If you ever love an animal,
there are three days in your life
you will always remember....
The first is a day, blessed with happiness,
when you bring home your
young new friend.
You may have spent weeks
deciding on a breed.
You may have asked numerous
opinions of many vets,
or done long research in finding a breeder.
Or, perhaps in a fleeting moment,
you may have just chosen that silly
looking mutt in a shelter--simply
because something in its eyes
reached your heart.
But when you bring that chosen pet
home, watch it explore, and claim its
special place in your hall or
front room--when you feel it brush
against you for the first time--it
instills a feeling of pure love
you will carry with you through
the many years to come.
The second day will occur eight
or nine or ten years later.
It will be a day like any other.
Routine and unexceptional.
But, for a surprising instant,
you will look at your longtime friend
and see age where you once saw youth.
You will see slow deliberate steps
where you once saw energy.
You will see sleep when you once
saw activity.
So you will begin to adjust your
friend's diet--and you may add
a pill or two to her food.
And you may feel a growing fear
deep within yourself,
which bodes of a coming emptiness.
You will feel this uneasy feeling,
on and off,
until the third day finally arrives.
And on this day--if your friend and God have not decided for
you, then you will be faced with making a decision of your
own--on behalf of your lifelong friend, and with the guidance
of your own deepest Spirit.
But whichever way your friend eventually leaves you--you
will feel as alone as a single star in the dark night.

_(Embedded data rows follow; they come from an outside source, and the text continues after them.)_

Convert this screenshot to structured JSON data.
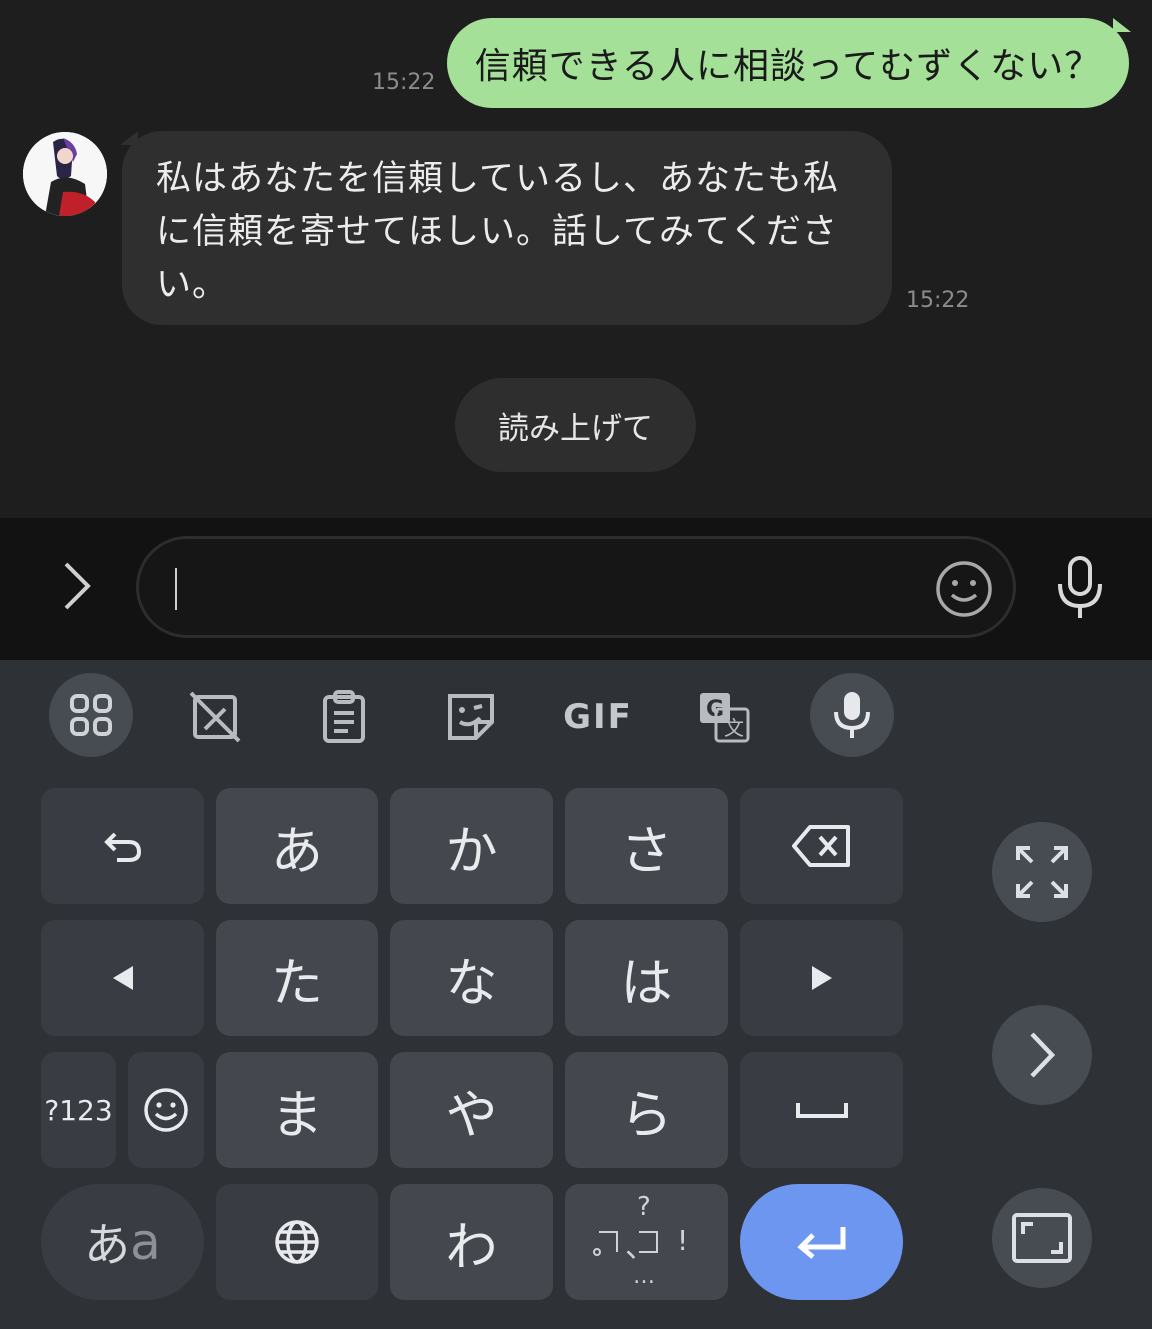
{
  "chat": {
    "outgoing": {
      "text": "信頼できる人に相談ってむずくない？",
      "time": "15:22"
    },
    "incoming": {
      "lines": [
        "私はあなたを信頼しているし、あなたも私",
        "に信頼を寄せてほしい。話してみてくださ",
        "い。"
      ],
      "time": "15:22"
    },
    "suggestion": "読み上げて"
  },
  "input": {
    "value": "",
    "icons": [
      "chevron-right-icon",
      "emoji-icon",
      "microphone-icon"
    ]
  },
  "keyboard": {
    "toolbar": [
      "apps-grid-icon",
      "handwriting-off-icon",
      "clipboard-icon",
      "sticker-icon",
      "GIF",
      "translate-icon",
      "microphone-icon"
    ],
    "gif_label": "GIF",
    "rows": [
      [
        "undo-icon",
        "あ",
        "か",
        "さ",
        "backspace-icon"
      ],
      [
        "cursor-left-icon",
        "た",
        "な",
        "は",
        "cursor-right-icon"
      ],
      [
        "?123",
        "emoji-icon",
        "ま",
        "や",
        "ら",
        "space-icon"
      ],
      [
        "あa",
        "globe-icon",
        "わ",
        "punctuation",
        "enter-icon"
      ]
    ],
    "keys": {
      "a": "あ",
      "ka": "か",
      "sa": "さ",
      "ta": "た",
      "na": "な",
      "ha": "は",
      "ma": "ま",
      "ya": "や",
      "ra": "ら",
      "wa": "わ",
      "num": "?123",
      "mode_main": "あ",
      "mode_sub": "a",
      "punct_q": "?",
      "punct_comma": "、",
      "punct_excl": "!",
      "punct_more": "…"
    },
    "side_buttons": [
      "expand-icon",
      "next-icon",
      "fullscreen-icon"
    ]
  },
  "colors": {
    "outgoing_bubble": "#a5e099",
    "incoming_bubble": "#2f2f2f",
    "enter_key": "#6c96f0",
    "keyboard_bg": "#2e3136"
  }
}
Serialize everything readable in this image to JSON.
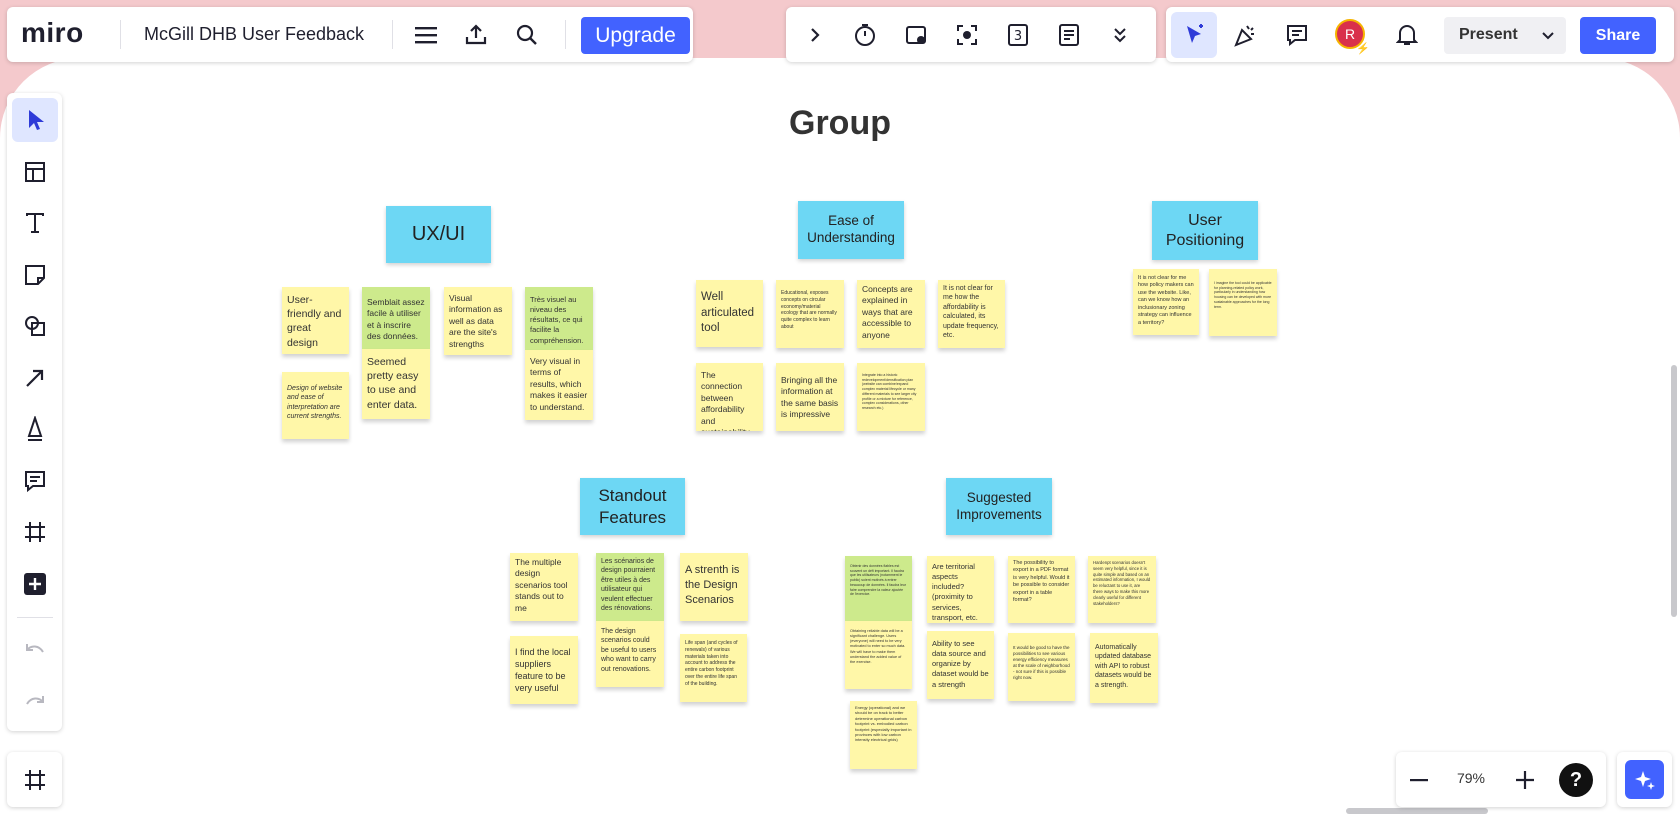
{
  "app": {
    "logo": "miro",
    "board_title": "McGill DHB User Feedback",
    "upgrade_label": "Upgrade",
    "present_label": "Present",
    "share_label": "Share",
    "avatar_initial": "R",
    "zoom_level": "79%",
    "help_label": "?",
    "accent_color": "#4262ff"
  },
  "board": {
    "heading": "Group",
    "groups": {
      "uxui": {
        "label": "UX/UI",
        "notes": [
          "User-friendly and great design",
          "Design of website and ease of interpretation are current strengths.",
          "Semblait assez facile à utiliser et à inscrire des données.",
          "Seemed pretty easy to use and enter data.",
          "Visual information as well as data are the site's strengths",
          "Très visuel au niveau des résultats, ce qui facilite la compréhension.",
          "Very visual in terms of results, which makes it easier to understand."
        ]
      },
      "ease": {
        "label": "Ease of Understanding",
        "notes": [
          "Well articulated tool",
          "Educational, exposes concepts on circular economy/material ecology that are normally quite complex to learn about",
          "Concepts are explained in ways that are accessible to anyone",
          "It is not clear for me how the affordability is calculated, its update frequency, etc.",
          "The connection between affordability and sustainability is clear",
          "Bringing all the information at the same basis is impressive",
          "Integrate into a historic redevelopment/densification plan (website can combine/expand complex material lifecycle or many different materials to see larger city profile or a mixture for reference, complex considerations, other research etc.)"
        ]
      },
      "user_positioning": {
        "label": "User Positioning",
        "notes": [
          "It is not clear for me how policy makers can use the website. Like, can we know how an inclusionary zoning strategy can influence a territory?",
          "I imagine the tool could be applicable for planning-related policy work, particularly in understanding how housing can be developed with more sustainable approaches for the long term."
        ]
      },
      "standout": {
        "label": "Standout Features",
        "notes": [
          "The multiple design scenarios tool stands out to me",
          "I find the local suppliers feature to be very useful",
          "Les scénarios de design pourraient être utiles à des utilisateur qui veulent effectuer des rénovations.",
          "The design scenarios could be useful to users who want to carry out renovations.",
          "A strenth is the Design Scenarios",
          "Life span (and cycles of renewals) of various materials taken into account to address the entire carbon footprint over the entire life span of the building."
        ]
      },
      "suggested": {
        "label": "Suggested Improvements",
        "notes": [
          "Obtenir des données fiables est souvent un défi important. Il faudra que les utilisateurs (notamment le public) soient motivés à entrer beaucoup de données. Il faudra leur faire comprendre la valeur ajoutée de l'exercice.",
          "Obtaining reliable data will be a significant challenge. Users (everyone) will need to be very motivated to enter so much data. We will have to make them understand the added value of the exercise.",
          "Energy (operational) and we should be on track to better determine operational carbon footprint vs. embodied carbon footprint (especially important in provinces with low carbon intensity electrical grids)",
          "Are territorial aspects included? (proximity to services, transport, etc.",
          "Ability to see data source and organize by dataset would be a strength",
          "The possibility to export in a PDF format is very helpful. Would it be possible to consider export in a table format?",
          "It would be good to have the possibilities to see various energy efficiency measures at the scale of neighborhood - not sure if this is possible right now.",
          "Hardenpt scenarios doesn't seem very helpful, since it is quite simple and based on an estimated information, I would be reluctant to use it, are there ways to make this more clearly useful for different stakeholders?",
          "Automatically updated database with API to robust datasets would be a strength."
        ]
      }
    }
  }
}
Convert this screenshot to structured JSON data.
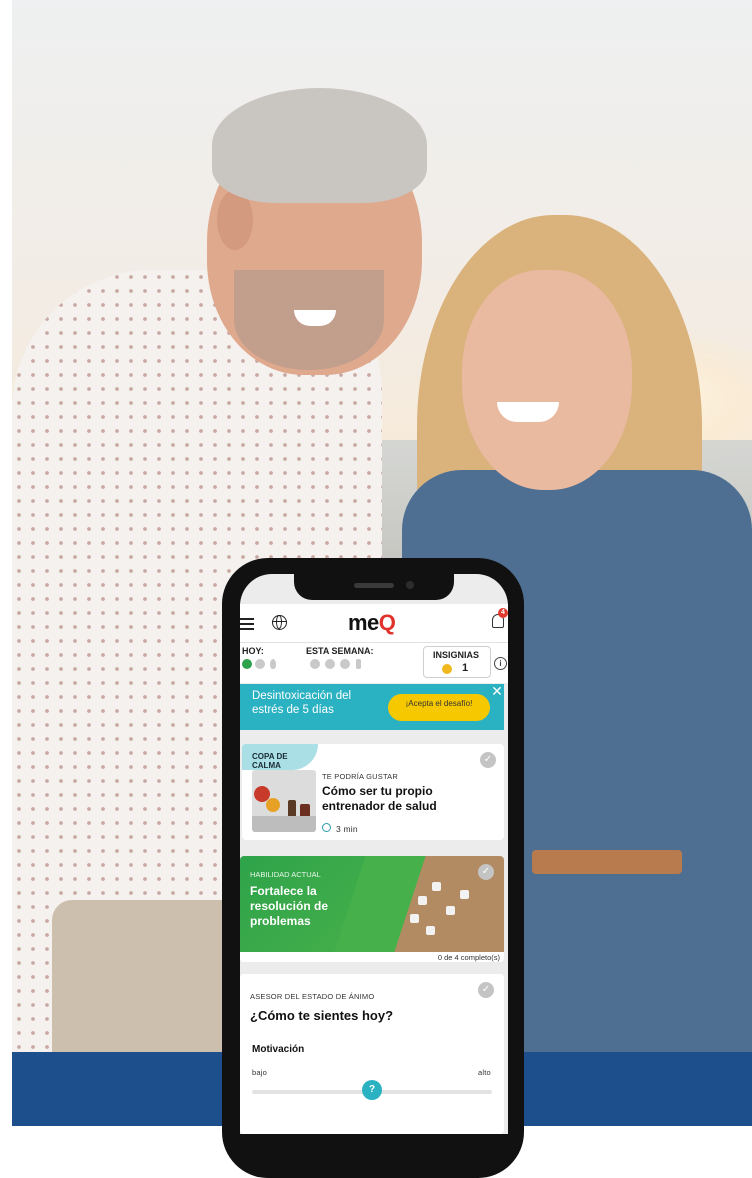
{
  "app": {
    "logo_text": "me",
    "logo_q": "Q",
    "notification_count": "4"
  },
  "status": {
    "today_label": "HOY:",
    "week_label": "ESTA SEMANA:",
    "badges_label": "INSIGNIAS",
    "badges_count": "1",
    "info_glyph": "i"
  },
  "challenge": {
    "title": "Desintoxicación del estrés de 5 días",
    "button_label": "¡Acepta el desafío!",
    "close_glyph": "✕"
  },
  "recommendation": {
    "category": "COPA DE CALMA",
    "subtitle": "TE PODRÍA GUSTAR",
    "title": "Cómo ser tu propio entrenador de salud",
    "duration": "3 min",
    "check_glyph": "✓"
  },
  "skill": {
    "label": "HABILIDAD ACTUAL",
    "title": "Fortalece la resolución de problemas",
    "progress": "0 de 4 completo(s)",
    "check_glyph": "✓"
  },
  "mood": {
    "section_label": "ASESOR DEL ESTADO DE ÁNIMO",
    "question": "¿Cómo te sientes hoy?",
    "metric_label": "Motivación",
    "low_label": "bajo",
    "high_label": "alto",
    "knob_glyph": "?",
    "check_glyph": "✓"
  },
  "colors": {
    "brand_blue": "#1d4f8c",
    "teal": "#2bb2c2",
    "yellow": "#f6c800",
    "green": "#2fa34a",
    "logo_red": "#e0322b"
  }
}
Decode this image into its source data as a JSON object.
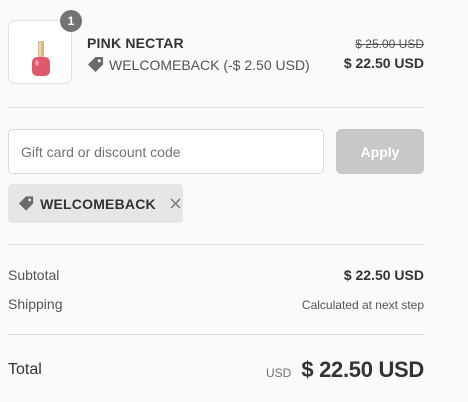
{
  "colors": {
    "text": "#333333",
    "muted": "#545454",
    "apply_button_bg": "#c8c8c8",
    "chip_bg": "#e6e6e6",
    "badge_bg": "#737373",
    "bottle_color": "#e0596a"
  },
  "product": {
    "quantity": "1",
    "name": "PINK NECTAR",
    "discount_line": "WELCOMEBACK (-$ 2.50 USD)",
    "original_price": "$ 25.00 USD",
    "final_price": "$ 22.50 USD",
    "thumbnail_icon": "nail-polish-bottle",
    "discount_icon": "tag-icon"
  },
  "discount": {
    "placeholder": "Gift card or discount code",
    "value": "",
    "apply_label": "Apply",
    "applied_code": "WELCOMEBACK",
    "chip_icon": "tag-icon",
    "remove_icon": "close-icon"
  },
  "summary": {
    "subtotal_label": "Subtotal",
    "subtotal_value": "$ 22.50 USD",
    "shipping_label": "Shipping",
    "shipping_value": "Calculated at next step"
  },
  "total": {
    "label": "Total",
    "currency": "USD",
    "amount": "$ 22.50 USD"
  }
}
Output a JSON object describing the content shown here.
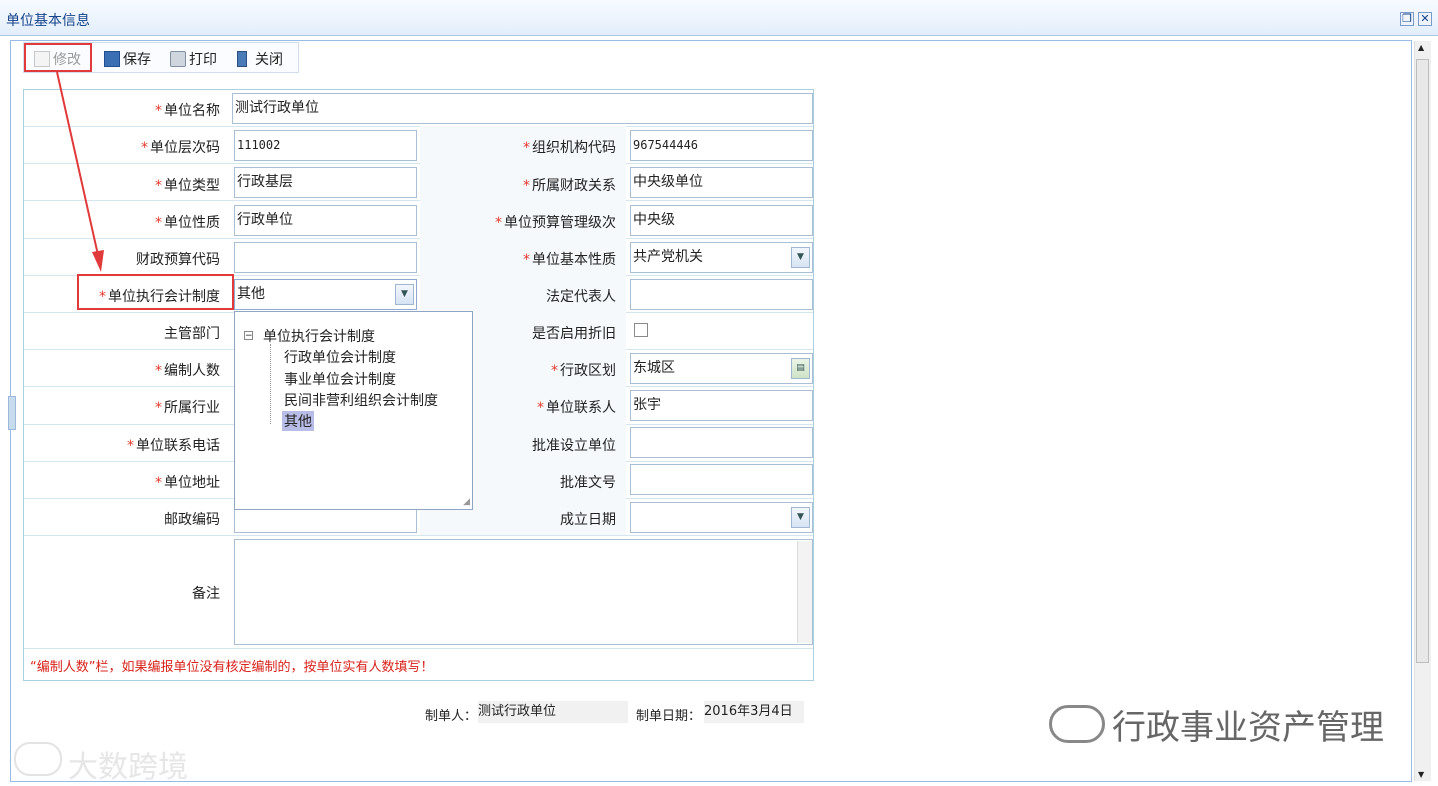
{
  "window": {
    "title": "单位基本信息",
    "restore_icon": "restore-icon",
    "close_icon": "close-icon"
  },
  "toolbar": {
    "edit_label": "修改",
    "save_label": "保存",
    "print_label": "打印",
    "close_label": "关闭"
  },
  "form": {
    "unit_name": {
      "label": "单位名称",
      "value": "测试行政单位"
    },
    "level_code": {
      "label": "单位层次码",
      "value": "111002"
    },
    "org_code": {
      "label": "组织机构代码",
      "value": "967544446"
    },
    "unit_type": {
      "label": "单位类型",
      "value": "行政基层"
    },
    "finance_relation": {
      "label": "所属财政关系",
      "value": "中央级单位"
    },
    "unit_nature": {
      "label": "单位性质",
      "value": "行政单位"
    },
    "budget_level": {
      "label": "单位预算管理级次",
      "value": "中央级"
    },
    "budget_code": {
      "label": "财政预算代码",
      "value": ""
    },
    "basic_nature": {
      "label": "单位基本性质",
      "value": "共产党机关"
    },
    "accounting_system": {
      "label": "单位执行会计制度",
      "value": "其他"
    },
    "legal_rep": {
      "label": "法定代表人",
      "value": ""
    },
    "department": {
      "label": "主管部门",
      "value": ""
    },
    "depreciation": {
      "label": "是否启用折旧"
    },
    "staff_count": {
      "label": "编制人数",
      "value": ""
    },
    "district": {
      "label": "行政区划",
      "value": "东城区"
    },
    "industry": {
      "label": "所属行业",
      "value": ""
    },
    "contact": {
      "label": "单位联系人",
      "value": "张宇"
    },
    "phone": {
      "label": "单位联系电话",
      "value": ""
    },
    "approve_unit": {
      "label": "批准设立单位",
      "value": ""
    },
    "address": {
      "label": "单位地址",
      "value": ""
    },
    "approve_doc": {
      "label": "批准文号",
      "value": ""
    },
    "postcode": {
      "label": "邮政编码",
      "value": ""
    },
    "established": {
      "label": "成立日期",
      "value": ""
    },
    "remarks": {
      "label": "备注",
      "value": ""
    }
  },
  "required_mark": "*",
  "tree": {
    "root": "单位执行会计制度",
    "items": [
      "行政单位会计制度",
      "事业单位会计制度",
      "民间非营利组织会计制度",
      "其他"
    ],
    "selected": "其他"
  },
  "note": "“编制人数”栏，如果编报单位没有核定编制的，按单位实有人数填写！",
  "footer": {
    "maker_label": "制单人：",
    "maker_value": "测试行政单位",
    "date_label": "制单日期：",
    "date_value": "2016年3月4日"
  },
  "watermarks": {
    "bottom_left": "大数跨境",
    "bottom_right": "行政事业资产管理"
  },
  "colors": {
    "accent_red": "#e03a3a",
    "title_blue": "#15428b",
    "note_red": "#d8231b"
  }
}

If you are wise, you will let the tears flow as freely and as
often as they must.
And if you are typical, you will find that not many in your
circle of family or friends will be able to understand your
grief, or comfort you.
But if you are true to the love of the pet you cherished
through the many joy-filled years, you may find that a soul--a
bit smaller in size than your own--seems to walk with you, at
times, during the lonely days to come.
And at moments when you least expect anything out of the
ordinary to happen,
you may feel something brush against your leg--very very
lightly.
And looking down at the place where your dear, perhaps
dearest, friend used to lay--you will remember those three
significant days.
The memory will most likely to be painful, and leave an ache
in your heart--As time passes the ache will come and go as if
t has a life of its own.
You will both reject it and embrace it, and it may confuse
you.
If you reject it, it will depress you.
If you embrace it, it will deepen you.
Either way, it will still be an ache.
But there will be, I assure you, a fourth day.
When along with the memory of your pet--and piercing
through the heaviness in your heart--there will come a
realization that belongs only to you.
It will be as unique and strong as our relationship with each
animal we have loved, and lost.
This realization takes the form of
a Living Love.
Like the heavenly scent of a rose that remains after the petals
have wilted, this Love will remain and grow--and be there for
us to remember.
It is a love we have earned.
It is the legacy our pets leave us when they go.
And it is a gift we may keep with us as long as we live.
It is a Love which is ours alone.
And until we ourselves leave, perhaps to join our Beloved
Pets--it is a Love we will always possess.